Человек в калошах снова согнулся, скривил лицо.

- Теперь я совсем неграмотный. Все позабыл. Разве что-нибудь осталось от того, каким я прежде был? Да будь я грамотным, не подметал бы этот двор. Скажи лучше, дочь моя, когда-нибудь ты протягивала руку падающему? Или в теперешних книгах нет такого закона?

- Почему нет? В романах много говорится о великодушии. - Зулейха отвлеклась и понемногу начала приходить в себя. Слезы на ее щеках высохли.

- Почему же тебе не заступиться за правду, за справедливость?

- За правду бы я заступилась, но вмешиваться в такой скандал? Извините, Калош, но этого я не могу...

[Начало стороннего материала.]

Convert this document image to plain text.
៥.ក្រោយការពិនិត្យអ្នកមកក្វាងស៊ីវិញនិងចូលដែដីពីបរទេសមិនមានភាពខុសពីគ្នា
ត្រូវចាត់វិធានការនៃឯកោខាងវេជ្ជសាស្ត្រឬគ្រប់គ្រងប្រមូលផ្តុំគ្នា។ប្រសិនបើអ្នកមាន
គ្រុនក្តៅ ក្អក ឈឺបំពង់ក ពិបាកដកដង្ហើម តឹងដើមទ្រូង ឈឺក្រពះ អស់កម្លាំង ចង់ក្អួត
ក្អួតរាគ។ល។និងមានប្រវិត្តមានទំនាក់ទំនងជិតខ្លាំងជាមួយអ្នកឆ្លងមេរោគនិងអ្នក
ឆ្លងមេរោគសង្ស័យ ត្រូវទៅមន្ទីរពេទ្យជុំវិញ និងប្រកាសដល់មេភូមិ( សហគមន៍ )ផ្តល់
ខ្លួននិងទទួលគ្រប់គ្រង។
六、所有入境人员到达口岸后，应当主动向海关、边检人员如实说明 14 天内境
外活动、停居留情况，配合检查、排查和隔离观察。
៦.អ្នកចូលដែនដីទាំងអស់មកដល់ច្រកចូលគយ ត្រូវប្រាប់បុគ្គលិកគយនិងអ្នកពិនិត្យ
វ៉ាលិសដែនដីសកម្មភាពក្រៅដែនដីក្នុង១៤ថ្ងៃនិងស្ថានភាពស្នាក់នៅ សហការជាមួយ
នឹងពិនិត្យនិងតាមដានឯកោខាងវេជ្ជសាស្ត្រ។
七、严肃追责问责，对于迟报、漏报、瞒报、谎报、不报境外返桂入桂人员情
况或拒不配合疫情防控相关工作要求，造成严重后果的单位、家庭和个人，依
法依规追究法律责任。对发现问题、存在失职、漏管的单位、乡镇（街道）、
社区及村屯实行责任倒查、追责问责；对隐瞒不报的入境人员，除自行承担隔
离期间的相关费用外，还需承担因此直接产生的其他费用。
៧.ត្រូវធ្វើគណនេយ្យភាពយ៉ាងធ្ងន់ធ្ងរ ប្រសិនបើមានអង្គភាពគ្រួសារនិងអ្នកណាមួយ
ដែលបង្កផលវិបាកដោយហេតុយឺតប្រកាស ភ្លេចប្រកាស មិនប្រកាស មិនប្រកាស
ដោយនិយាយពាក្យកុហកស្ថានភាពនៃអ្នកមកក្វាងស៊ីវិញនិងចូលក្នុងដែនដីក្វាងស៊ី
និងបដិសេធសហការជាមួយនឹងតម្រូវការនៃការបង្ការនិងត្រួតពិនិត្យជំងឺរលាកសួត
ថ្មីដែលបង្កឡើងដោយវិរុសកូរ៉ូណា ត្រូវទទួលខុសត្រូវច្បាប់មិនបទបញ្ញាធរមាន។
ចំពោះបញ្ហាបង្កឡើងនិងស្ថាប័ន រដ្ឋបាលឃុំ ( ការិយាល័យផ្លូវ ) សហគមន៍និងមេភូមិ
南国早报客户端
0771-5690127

- Без шума никого не защитишь. Но разве я прошу тебя поднимать шум? Человек в калошах укоризненно покачал головой и настойчиво стал поучать: Наоборот, надо тихо, ласково, действуя заодно с Шехла-ханум, когда придет Мехман, внушать ему, что он не видит, где правда. Справедливость - вот чего я жажду. Ты не смотри на мои лохмотья, - когда-то я знал лучшие дни. Я вижу, что и твоя мать, и ты тоже носите благородную фамилию. Я знал твою родню. Может быть, мы даже не раз делили с отцом твоим хлеб и соль. Твой муж - еще дитя, он многого не понимает. Даже у верблюда на спине бывает горб, а ему мир представляется гладким и ровным. Увы, это не так. Еще многому ему надо научиться - нашему Мехману. Чего стоил один вид этой бедняжки, его матери. Когда она выходила на улицу люди смеялись. Чему эта несчастная могла научить своего сына? Надо начинать с ним с азбуки житейской. Шехла-ханум сама должна учить его, как надо жить на свете. Ты хорошо сделала, дочь моя, что избавилась от этой мужички. Разве она могла быть вашей наставницей?.. Наставницей прокурора!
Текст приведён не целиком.